Die Fortsetzung des Zinssenkungskurses der Notenbank ist damit sehr wahrscheinlich. Die Währungshüter reduzierten den Leitzins im Dezember das vierte Mal in Folge um 50 Basispunkte auf nun 11,25%. Die Zinsdifferenz zwischen brasilianischen Staatsanleihen und der deutschen Benchmark Bund summiert sich auf mehr als 840 Basispunkte, was der Devise zusätzlichen Rückenwind gibt.

Konjunktur auf Erholungskurs

Hoffnung schöpft sich insbesondere aus der Entwicklung am Arbeitsmarkt.

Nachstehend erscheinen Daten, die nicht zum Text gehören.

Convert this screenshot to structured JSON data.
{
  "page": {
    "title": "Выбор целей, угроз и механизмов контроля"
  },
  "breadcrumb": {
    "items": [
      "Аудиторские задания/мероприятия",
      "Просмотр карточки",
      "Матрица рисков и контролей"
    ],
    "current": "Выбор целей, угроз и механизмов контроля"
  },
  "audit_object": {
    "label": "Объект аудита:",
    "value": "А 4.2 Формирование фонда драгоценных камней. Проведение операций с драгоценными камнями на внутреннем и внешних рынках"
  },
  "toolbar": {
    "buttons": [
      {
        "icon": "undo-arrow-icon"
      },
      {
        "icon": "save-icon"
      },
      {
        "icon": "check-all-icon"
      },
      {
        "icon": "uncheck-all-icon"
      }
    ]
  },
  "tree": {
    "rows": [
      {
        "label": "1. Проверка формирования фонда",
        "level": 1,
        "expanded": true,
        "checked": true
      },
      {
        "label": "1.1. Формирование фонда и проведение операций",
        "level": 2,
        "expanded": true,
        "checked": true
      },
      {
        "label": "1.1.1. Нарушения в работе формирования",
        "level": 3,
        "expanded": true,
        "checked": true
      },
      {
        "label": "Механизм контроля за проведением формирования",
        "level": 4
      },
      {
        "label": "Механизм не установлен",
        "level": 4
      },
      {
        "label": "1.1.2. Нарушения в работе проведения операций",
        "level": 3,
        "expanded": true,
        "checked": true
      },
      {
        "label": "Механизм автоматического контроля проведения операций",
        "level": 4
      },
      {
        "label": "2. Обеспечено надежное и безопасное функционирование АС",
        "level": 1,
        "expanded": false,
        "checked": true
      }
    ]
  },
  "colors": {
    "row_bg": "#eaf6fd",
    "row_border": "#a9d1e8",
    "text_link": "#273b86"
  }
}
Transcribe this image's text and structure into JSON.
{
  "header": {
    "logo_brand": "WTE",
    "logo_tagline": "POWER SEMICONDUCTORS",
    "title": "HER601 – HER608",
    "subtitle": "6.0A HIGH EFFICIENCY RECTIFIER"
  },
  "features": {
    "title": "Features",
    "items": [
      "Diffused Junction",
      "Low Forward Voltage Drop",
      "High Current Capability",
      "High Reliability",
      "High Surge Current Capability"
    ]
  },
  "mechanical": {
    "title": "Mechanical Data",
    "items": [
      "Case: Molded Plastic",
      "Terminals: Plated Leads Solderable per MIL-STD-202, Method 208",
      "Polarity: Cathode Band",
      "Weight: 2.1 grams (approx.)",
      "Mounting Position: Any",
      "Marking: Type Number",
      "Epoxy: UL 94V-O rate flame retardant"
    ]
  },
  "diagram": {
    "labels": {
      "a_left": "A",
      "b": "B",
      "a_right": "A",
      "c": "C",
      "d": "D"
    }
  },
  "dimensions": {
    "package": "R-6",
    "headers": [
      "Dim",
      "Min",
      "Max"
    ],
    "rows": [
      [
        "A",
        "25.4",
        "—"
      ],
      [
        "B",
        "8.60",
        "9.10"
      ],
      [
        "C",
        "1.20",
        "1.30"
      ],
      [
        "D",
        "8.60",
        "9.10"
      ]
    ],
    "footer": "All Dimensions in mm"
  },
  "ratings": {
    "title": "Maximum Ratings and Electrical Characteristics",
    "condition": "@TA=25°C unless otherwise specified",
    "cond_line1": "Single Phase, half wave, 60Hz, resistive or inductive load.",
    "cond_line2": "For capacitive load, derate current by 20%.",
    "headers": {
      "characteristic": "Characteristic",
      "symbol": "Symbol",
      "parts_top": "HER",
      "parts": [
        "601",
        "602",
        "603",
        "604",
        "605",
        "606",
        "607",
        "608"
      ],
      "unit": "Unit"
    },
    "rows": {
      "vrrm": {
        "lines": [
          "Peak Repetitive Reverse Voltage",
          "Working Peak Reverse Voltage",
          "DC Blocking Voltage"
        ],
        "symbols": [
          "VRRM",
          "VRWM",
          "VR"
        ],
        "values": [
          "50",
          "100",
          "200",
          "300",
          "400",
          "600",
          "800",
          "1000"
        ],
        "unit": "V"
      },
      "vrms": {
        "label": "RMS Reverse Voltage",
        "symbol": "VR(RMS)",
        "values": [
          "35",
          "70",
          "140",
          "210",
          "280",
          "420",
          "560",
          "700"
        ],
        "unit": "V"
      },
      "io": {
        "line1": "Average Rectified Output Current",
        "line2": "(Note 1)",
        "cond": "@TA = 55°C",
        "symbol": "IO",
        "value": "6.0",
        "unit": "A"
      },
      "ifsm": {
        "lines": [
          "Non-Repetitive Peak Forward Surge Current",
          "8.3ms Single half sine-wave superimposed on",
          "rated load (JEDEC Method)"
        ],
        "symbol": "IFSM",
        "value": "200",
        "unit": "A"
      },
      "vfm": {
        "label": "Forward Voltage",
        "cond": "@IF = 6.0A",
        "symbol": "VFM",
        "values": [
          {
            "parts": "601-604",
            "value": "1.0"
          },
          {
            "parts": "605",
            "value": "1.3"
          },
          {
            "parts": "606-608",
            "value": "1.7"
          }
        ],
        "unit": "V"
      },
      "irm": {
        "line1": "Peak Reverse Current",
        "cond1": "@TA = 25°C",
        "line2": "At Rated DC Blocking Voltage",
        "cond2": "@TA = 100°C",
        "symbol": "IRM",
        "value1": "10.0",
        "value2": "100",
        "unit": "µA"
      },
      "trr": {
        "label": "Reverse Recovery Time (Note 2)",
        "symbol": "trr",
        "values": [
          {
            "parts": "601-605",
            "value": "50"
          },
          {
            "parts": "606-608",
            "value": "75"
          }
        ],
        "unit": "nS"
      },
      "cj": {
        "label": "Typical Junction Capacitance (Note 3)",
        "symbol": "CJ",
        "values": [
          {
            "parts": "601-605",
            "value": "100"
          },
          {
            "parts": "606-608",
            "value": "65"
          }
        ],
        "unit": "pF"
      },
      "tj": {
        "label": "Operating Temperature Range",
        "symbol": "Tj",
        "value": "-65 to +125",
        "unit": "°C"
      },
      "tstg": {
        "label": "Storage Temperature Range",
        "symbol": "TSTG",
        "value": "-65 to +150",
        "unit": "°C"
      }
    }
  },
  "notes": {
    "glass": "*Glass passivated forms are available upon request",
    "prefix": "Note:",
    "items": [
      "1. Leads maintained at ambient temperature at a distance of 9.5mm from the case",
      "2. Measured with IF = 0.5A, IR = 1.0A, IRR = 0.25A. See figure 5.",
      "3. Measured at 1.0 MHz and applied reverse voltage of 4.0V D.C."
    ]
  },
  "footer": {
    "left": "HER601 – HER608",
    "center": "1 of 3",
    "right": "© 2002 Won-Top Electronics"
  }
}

Die Arbeitslosenquote fiel mit einem Dreimonatsdurchschnitt von 7,5% bis November 2023 auf den niedrigsten Stand seit neun Jahren und lag damit unter den Erwartungen von 7,6%. 

Das Wirtschaftswachstum kühlt zwar etwas ab. Aber auch wenn die Wachstumsrate am Zuckerhut für dieses Jahr bei nicht mehr als 2% liegt, dürfte sich der Vorsprung gegenüber Europa mit dem Anziehen der Rohstoffnachfrage im nächsten Erholungszyklus wieder ausweiten. 

Profiteure des Rohstoffhungers

Insbesondere mit Dividendentiteln können Anleger daran partizipieren. Obwohl der Öl- und Gasproduzent Petrobras (WKN 932443) mit 75% überwiegend seine Umsätze im Inland erwirtschaftet, legen auch die Exporte der begehrten Energieträger zu. Bei einem KGV für dieses Jahr von unter 4 werden Dividenden in Höhe von mehr als 12% erwartet. 

Auch abseits von Öl und Gas ist Brasilien ein rohstoffreiches Land. Als führender Anbieter von Erzen profitiert Vale (WKN 897136) direkt von einer anziehenden Konjunktur in den großen Abnehmerländern wie USA, China und Indien. Das Unternehmen wird für 2024 mit einem KGV von 5,3 bewertet und stellt eine Dividende von 6,8% in Aussicht.

Fazit: An der weltweiten Konjunkturerholung, angeführt von den großen Konsumländern USA und China, dürfte Brasilien überdurchschnittlich profitieren. Die Bewertung des Marktes ist relativ günstig und die Devise steht in den Startlöchern. Diese spannende Kombination macht brasilianische Aktien zu einer interessanten Depotbeimischung.